Selain pengakuan tingginya skor penilaian, pernyataan Mendikbud Muhadjir Effendy tentang guru sebagai pendidik dan bukan pengajar ibarat pernyataan todologis (Kompas, 26/11). Mengulang-ulang. Bagi pemegang profesi yang konon jumlahnya 3,1 juta termasuk dosen pun bagi yang peduli, saat ini persoalan uji kompetensi guru (UKG) jauh lebih membumi dan lebih "nendang" daripada filosofi tentang profesi ideal keguruan. Momentum peringatan Hari Guru Nasional 25 November terlewat begitu saja.
UKG dijalankan berdasarkan UU No 14 Tahun 2005 tentang Guru dan Dosen. Program sertifikasi sebelum umum disebut UKG dimulai tahun 2007 dan menarik. Tidak saja sebagai bagian dari kebijakan peningkatan mutu, tetapi bagi pemegang profesi ini (yang lulus tes) dijanjikan memperoleh tunjangan profesi guru (TPG).
Sampai Oktober 2017, berarti setelah 10 tahun berjalan, guru yang lulus UKG hampir 2 juta. Masih ada sekitar 650.000 yang belum bersertifikat. Kemdikbud bertekad menyelesaikan program UKG pada akhir tahun 2019.
Menengok selintas beragam masalah muncul, di antaranya UKG menarik sebagai bentuk konkret kepedulian pemerintah. Karena sertifikat merupakan bukti memperoleh tunjangan, beragam jalan pintas dilakukan. Apalagi UKG lebih berupa portofolio. Tidak semua pemegang sertifikat otomatis memperoleh haknya. Peningkatan skor penilaian sejak tahun 2014, 2015, 2016, dan 2017 dari rerata UKG 4,7 poin, 5,5 poin, 6,49 poin, dan tahun ini 80 poin dibangga-banggakan sebagai keberhasilan.
Menangani persoalan guru yang nyaris jadi klasik perlu dilakukan bersama. Penanganan pendidikan dasar dan menengah di tangan pemerintah daerah tidak otomatis membereskan soal pemerataan. Pemanfaatan guru untuk kepentingan politik besar sehingga pengangkatan guru tetap dilakukan pusat. Terjadi beragam fragmentasi yang berdampak negatif praksis pendidikan.

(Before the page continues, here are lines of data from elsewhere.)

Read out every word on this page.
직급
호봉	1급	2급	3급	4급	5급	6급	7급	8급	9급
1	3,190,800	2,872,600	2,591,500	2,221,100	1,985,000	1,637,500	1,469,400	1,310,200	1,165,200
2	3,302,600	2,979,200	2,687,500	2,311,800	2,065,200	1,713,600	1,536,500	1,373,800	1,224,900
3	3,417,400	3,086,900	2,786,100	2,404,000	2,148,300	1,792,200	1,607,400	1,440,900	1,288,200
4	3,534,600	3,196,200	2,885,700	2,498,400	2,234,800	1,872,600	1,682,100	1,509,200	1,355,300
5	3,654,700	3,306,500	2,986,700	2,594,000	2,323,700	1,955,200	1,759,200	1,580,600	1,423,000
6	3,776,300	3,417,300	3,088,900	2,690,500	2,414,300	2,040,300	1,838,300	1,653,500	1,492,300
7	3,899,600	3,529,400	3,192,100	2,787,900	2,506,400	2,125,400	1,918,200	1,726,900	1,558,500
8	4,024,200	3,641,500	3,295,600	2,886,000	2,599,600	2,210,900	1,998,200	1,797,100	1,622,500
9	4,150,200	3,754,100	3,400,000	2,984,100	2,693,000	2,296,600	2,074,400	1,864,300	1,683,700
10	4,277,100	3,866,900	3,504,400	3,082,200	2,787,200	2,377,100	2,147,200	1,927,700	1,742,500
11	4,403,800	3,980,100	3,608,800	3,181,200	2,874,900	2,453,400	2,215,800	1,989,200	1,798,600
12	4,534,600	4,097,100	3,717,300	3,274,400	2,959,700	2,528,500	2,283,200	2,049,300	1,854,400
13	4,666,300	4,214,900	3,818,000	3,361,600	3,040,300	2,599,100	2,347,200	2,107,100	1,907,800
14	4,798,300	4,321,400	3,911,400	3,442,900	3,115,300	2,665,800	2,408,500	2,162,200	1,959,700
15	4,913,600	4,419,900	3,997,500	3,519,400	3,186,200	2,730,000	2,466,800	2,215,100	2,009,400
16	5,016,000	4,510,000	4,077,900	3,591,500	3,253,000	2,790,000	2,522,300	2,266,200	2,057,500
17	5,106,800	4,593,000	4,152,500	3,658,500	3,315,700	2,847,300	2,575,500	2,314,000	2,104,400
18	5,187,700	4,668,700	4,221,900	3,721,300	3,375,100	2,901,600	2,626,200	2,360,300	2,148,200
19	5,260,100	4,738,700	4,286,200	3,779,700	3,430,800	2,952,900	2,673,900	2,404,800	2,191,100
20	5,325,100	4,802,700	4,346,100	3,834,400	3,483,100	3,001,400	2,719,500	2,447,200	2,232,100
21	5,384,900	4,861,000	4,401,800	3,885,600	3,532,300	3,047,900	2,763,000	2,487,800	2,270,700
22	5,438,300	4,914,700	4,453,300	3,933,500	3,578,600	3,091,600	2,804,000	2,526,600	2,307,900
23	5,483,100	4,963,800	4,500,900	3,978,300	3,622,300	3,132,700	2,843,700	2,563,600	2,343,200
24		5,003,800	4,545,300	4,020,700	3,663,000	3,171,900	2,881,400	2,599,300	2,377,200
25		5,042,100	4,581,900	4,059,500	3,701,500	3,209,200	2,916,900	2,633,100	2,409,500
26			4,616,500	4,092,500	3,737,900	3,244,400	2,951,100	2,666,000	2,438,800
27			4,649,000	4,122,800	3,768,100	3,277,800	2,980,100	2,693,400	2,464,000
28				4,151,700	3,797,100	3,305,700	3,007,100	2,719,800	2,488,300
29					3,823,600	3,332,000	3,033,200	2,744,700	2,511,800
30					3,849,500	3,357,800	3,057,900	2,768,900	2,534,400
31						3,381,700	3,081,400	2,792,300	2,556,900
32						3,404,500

Kondisi di atas mengindikasikan menangani persoalan guru, selain kebersamaan dalam berbagai kementerian terkait, juga keserentakan. Konsep dan metodologi UKG yang ideal dilakukan Kemdikbud, tetapi pelaksanaan harus bersama dan serentak.
Dalam konteks peningkatan mutu masa depan manusia Indonesia, menangani persoalan guru lebih rumit daripada menangani profesi lain. Menunda janji justru memperparah kekecewaan. Berbagai aspek perlu dilihat sebab kekecewaan berdampak pada anak didik yang pada gilirannya mutu masa depan manusia Indonesia.